The primary input format is YAML. This was chosen for its readability, support for comments, and, critically, the ability of our custom parser to handle duplicate keys. This allows for a natural syntax for applying multiple operations of the same type, such as adding several styles to a widget.
- type: button
# Applying multiple styles is clean and intuitive
add_style: ['@style_btn', LV_PART_MAIN]
add_style: ['@style_btn_danger', LV_PART_MAIN]A relationship between your UI and application state is made possible through a built-in data binding system.
- Actions (UI → App): Widgets can trigger named actions. A single, centralized C handler receives these events, separating UI events from application logic.

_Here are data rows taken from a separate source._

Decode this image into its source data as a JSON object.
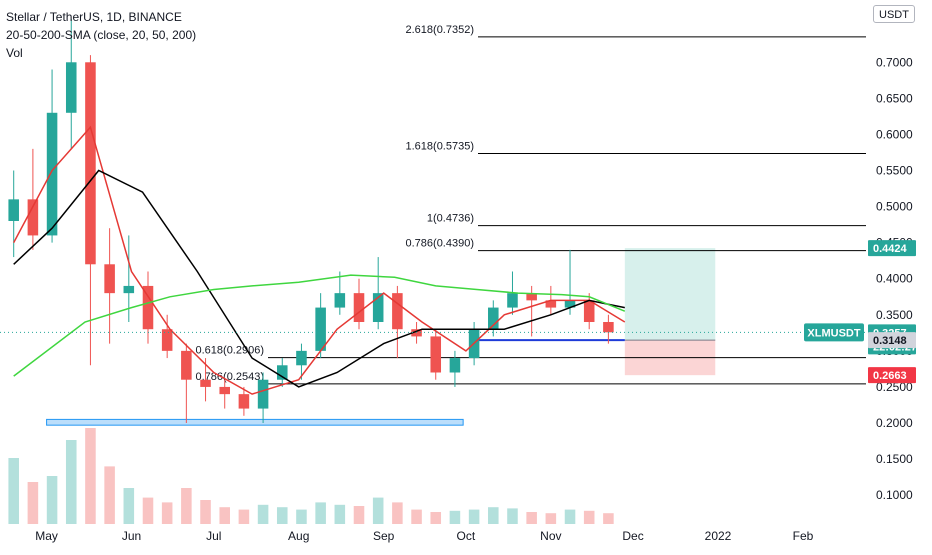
{
  "legend": {
    "symbol": "Stellar / TetherUS, 1D, BINANCE",
    "indicator": "20-50-200-SMA (close, 20, 50, 200)",
    "volume": "Vol"
  },
  "currency_button": "USDT",
  "colors": {
    "up": "#26a69a",
    "down": "#ef5350",
    "sma20": "#e53935",
    "sma50": "#000000",
    "sma200": "#3fd63f",
    "fib": "#000000",
    "support_box": "#2196f3",
    "trend_line": "#1e3bd8",
    "target_zone": "#d7f0ec",
    "stop_zone": "#fbd5d5",
    "last_price": "#26a69a",
    "stop_label": "#f23645",
    "target_label": "#26a69a"
  },
  "chart_data": {
    "type": "candlestick",
    "title": "Stellar / TetherUS, 1D, BINANCE",
    "series": [
      {
        "name": "20-50-200-SMA (close, 20, 50, 200)",
        "kind": "candles",
        "points": [
          [
            "2021-04-19",
            0.48,
            0.55,
            0.43,
            0.51
          ],
          [
            "2021-04-26",
            0.51,
            0.58,
            0.44,
            0.46
          ],
          [
            "2021-05-03",
            0.46,
            0.69,
            0.45,
            0.63
          ],
          [
            "2021-05-10",
            0.63,
            0.76,
            0.58,
            0.7
          ],
          [
            "2021-05-17",
            0.7,
            0.71,
            0.28,
            0.42
          ],
          [
            "2021-05-24",
            0.42,
            0.47,
            0.31,
            0.38
          ],
          [
            "2021-05-31",
            0.38,
            0.46,
            0.34,
            0.39
          ],
          [
            "2021-06-07",
            0.39,
            0.41,
            0.31,
            0.33
          ],
          [
            "2021-06-14",
            0.33,
            0.35,
            0.29,
            0.3
          ],
          [
            "2021-06-21",
            0.3,
            0.31,
            0.2,
            0.26
          ],
          [
            "2021-06-28",
            0.26,
            0.29,
            0.23,
            0.25
          ],
          [
            "2021-07-05",
            0.25,
            0.26,
            0.22,
            0.24
          ],
          [
            "2021-07-12",
            0.24,
            0.25,
            0.21,
            0.22
          ],
          [
            "2021-07-19",
            0.22,
            0.27,
            0.2,
            0.26
          ],
          [
            "2021-07-26",
            0.26,
            0.29,
            0.25,
            0.28
          ],
          [
            "2021-08-02",
            0.28,
            0.31,
            0.26,
            0.3
          ],
          [
            "2021-08-09",
            0.3,
            0.38,
            0.29,
            0.36
          ],
          [
            "2021-08-16",
            0.36,
            0.41,
            0.35,
            0.38
          ],
          [
            "2021-08-23",
            0.38,
            0.4,
            0.33,
            0.34
          ],
          [
            "2021-08-30",
            0.34,
            0.43,
            0.33,
            0.38
          ],
          [
            "2021-09-06",
            0.38,
            0.39,
            0.29,
            0.33
          ],
          [
            "2021-09-13",
            0.33,
            0.34,
            0.31,
            0.32
          ],
          [
            "2021-09-20",
            0.32,
            0.33,
            0.26,
            0.27
          ],
          [
            "2021-09-27",
            0.27,
            0.3,
            0.25,
            0.29
          ],
          [
            "2021-10-04",
            0.29,
            0.34,
            0.28,
            0.33
          ],
          [
            "2021-10-11",
            0.33,
            0.37,
            0.32,
            0.36
          ],
          [
            "2021-10-18",
            0.36,
            0.41,
            0.35,
            0.38
          ],
          [
            "2021-10-25",
            0.38,
            0.39,
            0.32,
            0.37
          ],
          [
            "2021-11-01",
            0.37,
            0.39,
            0.35,
            0.36
          ],
          [
            "2021-11-08",
            0.36,
            0.44,
            0.35,
            0.37
          ],
          [
            "2021-11-15",
            0.37,
            0.38,
            0.33,
            0.34
          ],
          [
            "2021-11-22",
            0.34,
            0.35,
            0.31,
            0.3257
          ]
        ]
      },
      {
        "name": "SMA 20",
        "kind": "line",
        "x": [
          "2021-04-19",
          "2021-05-03",
          "2021-05-17",
          "2021-06-01",
          "2021-06-15",
          "2021-07-01",
          "2021-07-15",
          "2021-08-01",
          "2021-08-15",
          "2021-09-01",
          "2021-09-15",
          "2021-10-01",
          "2021-10-15",
          "2021-11-01",
          "2021-11-15",
          "2021-11-28"
        ],
        "y": [
          0.45,
          0.55,
          0.61,
          0.41,
          0.33,
          0.27,
          0.24,
          0.26,
          0.33,
          0.38,
          0.34,
          0.3,
          0.35,
          0.37,
          0.37,
          0.34
        ]
      },
      {
        "name": "SMA 50",
        "kind": "line",
        "x": [
          "2021-04-19",
          "2021-05-03",
          "2021-05-20",
          "2021-06-05",
          "2021-06-25",
          "2021-07-15",
          "2021-08-01",
          "2021-08-15",
          "2021-09-01",
          "2021-09-15",
          "2021-10-01",
          "2021-10-15",
          "2021-11-01",
          "2021-11-15",
          "2021-11-28"
        ],
        "y": [
          0.42,
          0.47,
          0.55,
          0.52,
          0.41,
          0.29,
          0.25,
          0.27,
          0.31,
          0.33,
          0.33,
          0.33,
          0.35,
          0.37,
          0.36
        ]
      },
      {
        "name": "SMA 200",
        "kind": "line",
        "x": [
          "2021-04-19",
          "2021-05-15",
          "2021-06-01",
          "2021-06-15",
          "2021-07-01",
          "2021-07-15",
          "2021-08-01",
          "2021-08-20",
          "2021-09-05",
          "2021-09-20",
          "2021-10-05",
          "2021-10-20",
          "2021-11-05",
          "2021-11-15",
          "2021-11-28"
        ],
        "y": [
          0.265,
          0.34,
          0.36,
          0.375,
          0.385,
          0.39,
          0.395,
          0.405,
          0.402,
          0.39,
          0.385,
          0.38,
          0.378,
          0.375,
          0.355
        ]
      }
    ],
    "volume": [
      55,
      35,
      40,
      70,
      80,
      48,
      30,
      22,
      18,
      30,
      20,
      14,
      12,
      16,
      14,
      12,
      18,
      16,
      15,
      22,
      18,
      12,
      10,
      11,
      12,
      14,
      13,
      10,
      9,
      12,
      11,
      9
    ],
    "fib_levels": [
      {
        "label": "2.618(0.7352)",
        "value": 0.7352
      },
      {
        "label": "1.618(0.5735)",
        "value": 0.5735
      },
      {
        "label": "1(0.4736)",
        "value": 0.4736
      },
      {
        "label": "0.786(0.4390)",
        "value": 0.439
      },
      {
        "label": "0.618(0.2906)",
        "value": 0.2906
      },
      {
        "label": "0.786(0.2543)",
        "value": 0.2543
      }
    ],
    "support_zone": {
      "from": "2021-05-01",
      "to": "2021-09-30",
      "low": 0.197,
      "high": 0.205
    },
    "trend_line": {
      "from": "2021-10-05",
      "to": "2021-11-28",
      "value": 0.3148
    },
    "position": {
      "from": "2021-11-28",
      "to": "2021-12-31",
      "entry": 0.3148,
      "target": 0.4424,
      "stop": 0.2663
    },
    "price_labels": {
      "last_symbol": "XLMUSDT",
      "last_price": "0.3257",
      "countdown": "22:02:27",
      "target": "0.4424",
      "entry": "0.3148",
      "stop": "0.2663"
    },
    "y_axis": {
      "range": [
        0.06,
        0.76
      ],
      "ticks": [
        "0.7000",
        "0.6500",
        "0.6000",
        "0.5500",
        "0.5000",
        "0.4500",
        "0.4000",
        "0.3500",
        "0.3000",
        "0.2500",
        "0.2000",
        "0.1500",
        "0.1000"
      ],
      "top_label": "0"
    },
    "x_axis": {
      "range": [
        "2021-04-14",
        "2022-02-24"
      ],
      "ticks": [
        {
          "label": "May",
          "date": "2021-05-01"
        },
        {
          "label": "Jun",
          "date": "2021-06-01"
        },
        {
          "label": "Jul",
          "date": "2021-07-01"
        },
        {
          "label": "Aug",
          "date": "2021-08-01"
        },
        {
          "label": "Sep",
          "date": "2021-09-01"
        },
        {
          "label": "Oct",
          "date": "2021-10-01"
        },
        {
          "label": "Nov",
          "date": "2021-11-01"
        },
        {
          "label": "Dec",
          "date": "2021-12-01"
        },
        {
          "label": "2022",
          "date": "2022-01-01"
        },
        {
          "label": "Feb",
          "date": "2022-02-01"
        }
      ]
    },
    "grid": false
  }
}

- Observers (App → UI): Widgets can observe application state variables. When your application notifies the system of a state change, the UI automatically updates widget properties like text, visibility, or styling.
See the Data Binding Documentation for a complete guide.
Promote reusability with the use-view directive. Define a common widget or layout as a component and instantiate it elsewhere, optionally overriding its default properties.
# Define a reusable component
- type: component
id: "@fancy_button"
content:
type: button
width: 150
add_style: ["@style_btn", 0]
children:
- type: label
text: "Default Text"
# Instantiate it elsewhere
- type: use-view
id: "@fancy_button"
text: "Click Me!" # Override the label's text
action: { do_something: trigger }To generate a C file from your UI definition, run the generator from the command line:
# This command generates a C file that will create the UI
./lvgl_ui_generator api_spec.json my_ui.yaml --codegen c_code > create_ui.cThe resulting create_ui.c file can be compiled directly into your LVGL project. Simply call the create_ui(parent_object) function to build the interface on any given container.